You can use the perfect order KPI to track OTC performance, by breaking it into its components and applying the metrics as relevant to the different functions in your supply chain. The breakdown should look something like this:

  • Sales function: Percentage of orders captured accurately (reliant on customer feedback)
  • Warehouse function: Percentage of orders picked in full
  • Transport function: Percentage of orders delivered in full; Percentage of on-time deliveries
  • Finance function: Percentage of orders billed correctly
  • All functions: Percentage of orders with correct and accurate documentation

The functional KPIs mentioned above are the highest level of metrics that you will use. They will likely need breaking down further to maximize the identification of performance issues and aid in solution planning—always remembering to keep things simple by only holding people responsible for the KPIs they can directly affect.

For instance, in the warehouse, the percentage of orders picked in full might be broken down into…

  • Percentage of orders picked with errors – incorrect quantity
  • Percentage of orders picked with errors – incorrect product
  • Percentage of order lines picked with errors – incorrect quantity
  • Percentage of order lines picked with errors – incorrect product

At this level of granularity, the picking-performance measurement will allow you to see trends and patterns in picking accuracy.
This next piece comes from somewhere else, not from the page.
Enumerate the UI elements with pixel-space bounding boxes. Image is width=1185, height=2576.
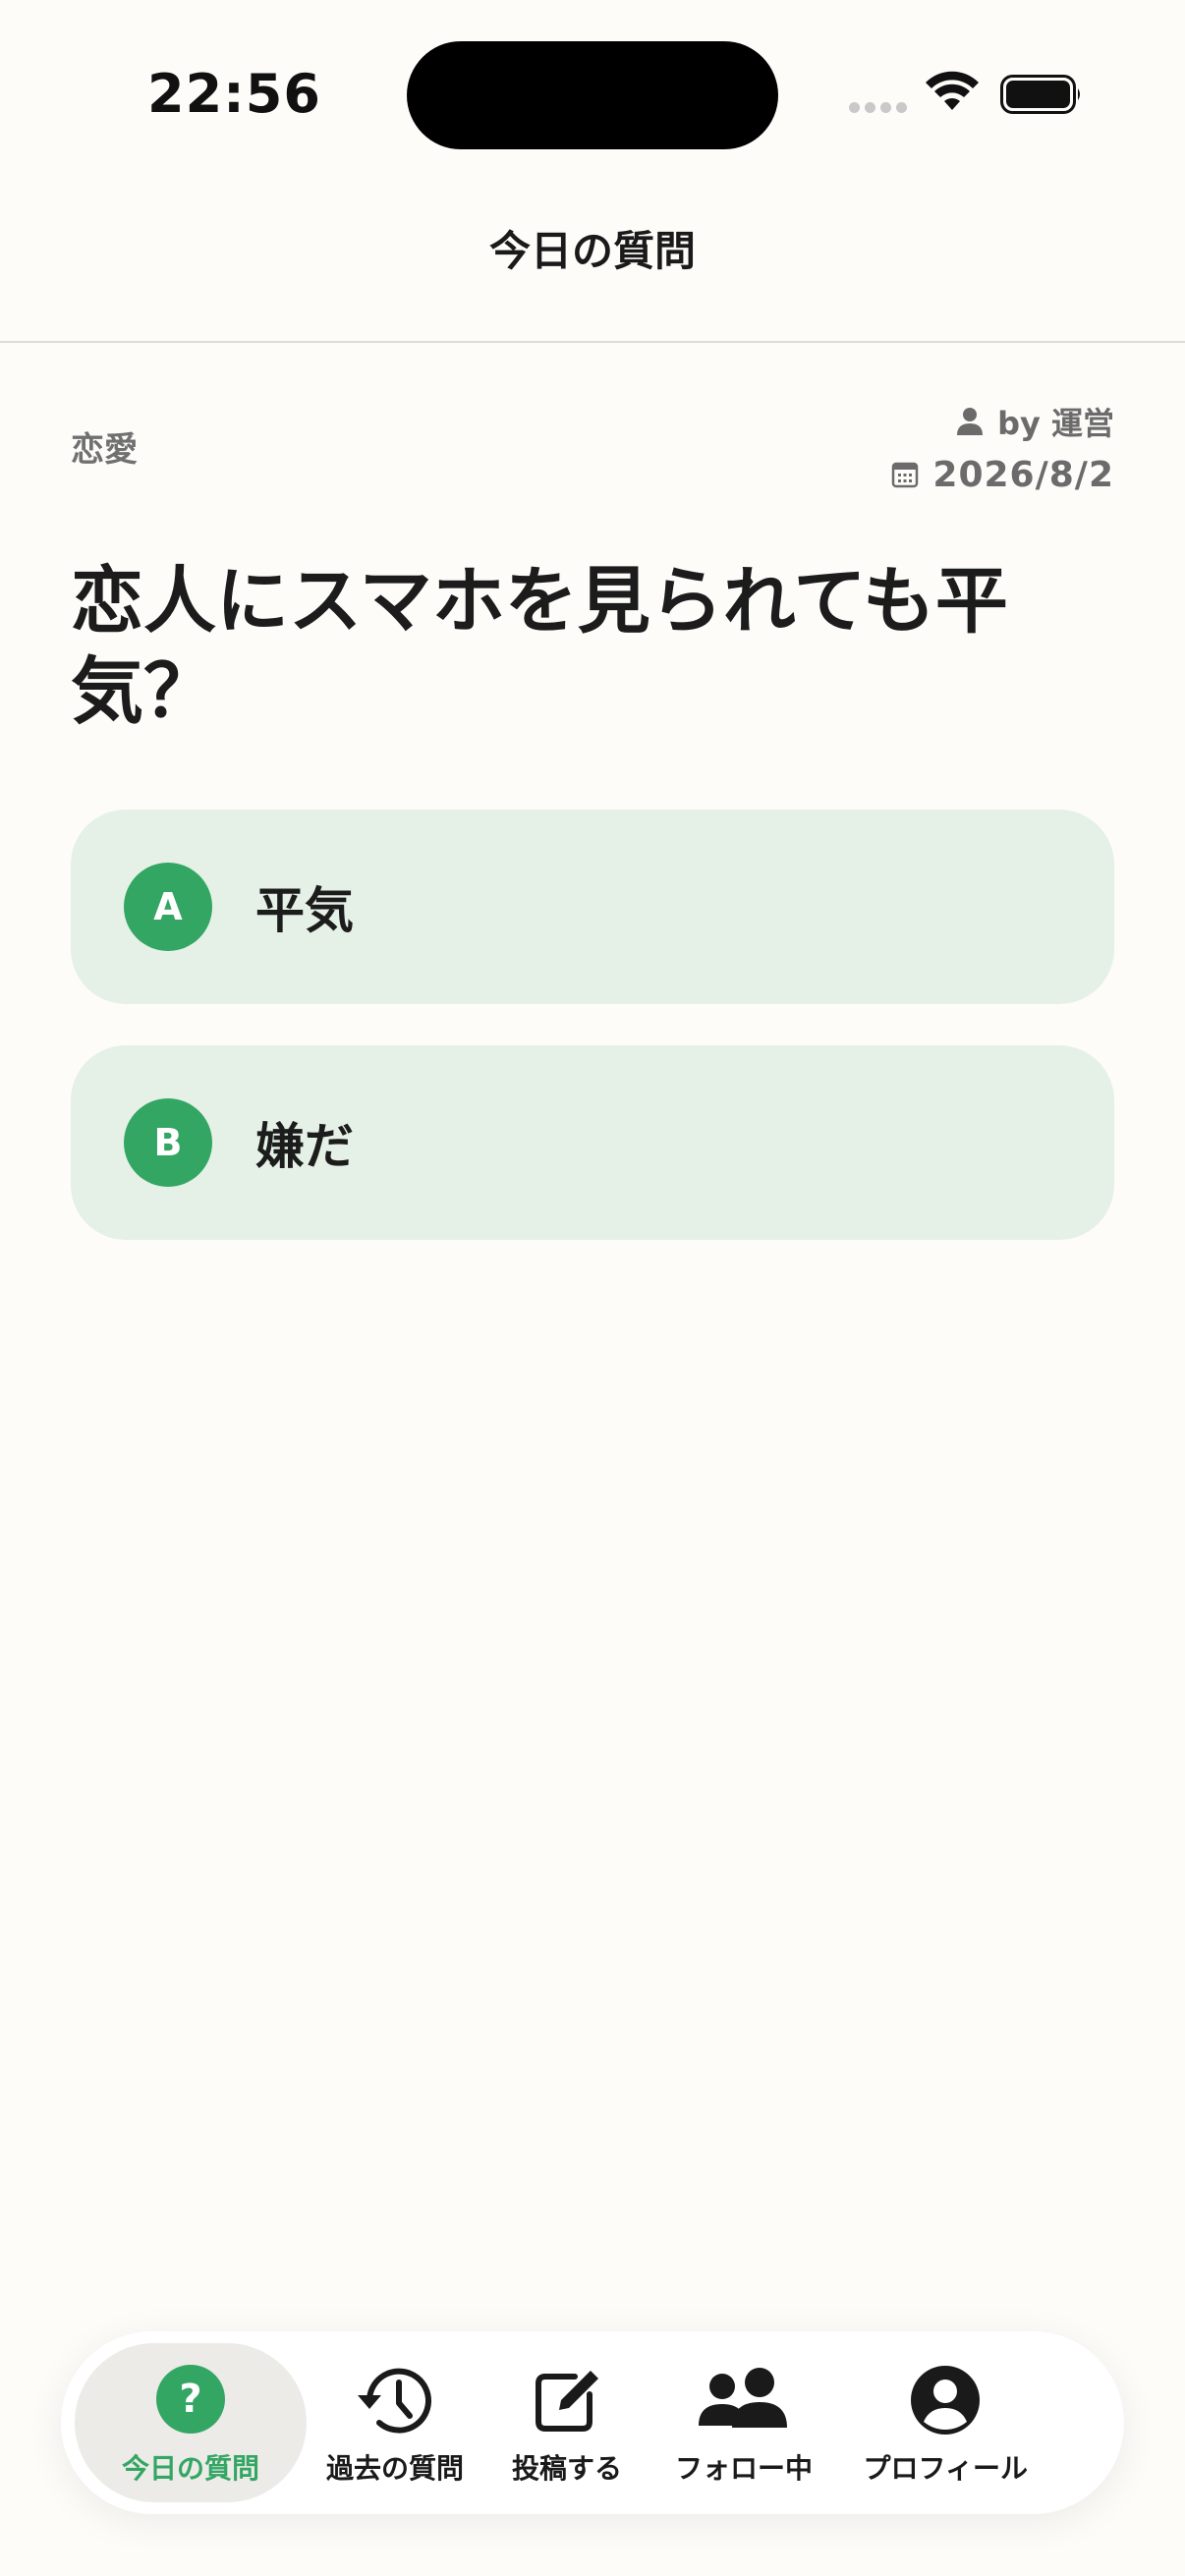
author-name: by 運営 xyxy=(997,405,1114,442)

You might notice for example, that a significant number of orders are picked with minor errors, or that a small number of orders contain many errors.

Furthermore, by applying codes to highlight the exact nature of each error, you will gain an even higher level of visibility. You might notice, for instance, that a particular product is affected more than others by picking errors, and then determine if the problem lies with that product’s markings, labels, storage location, or proximity to a similar product in the slotting plan.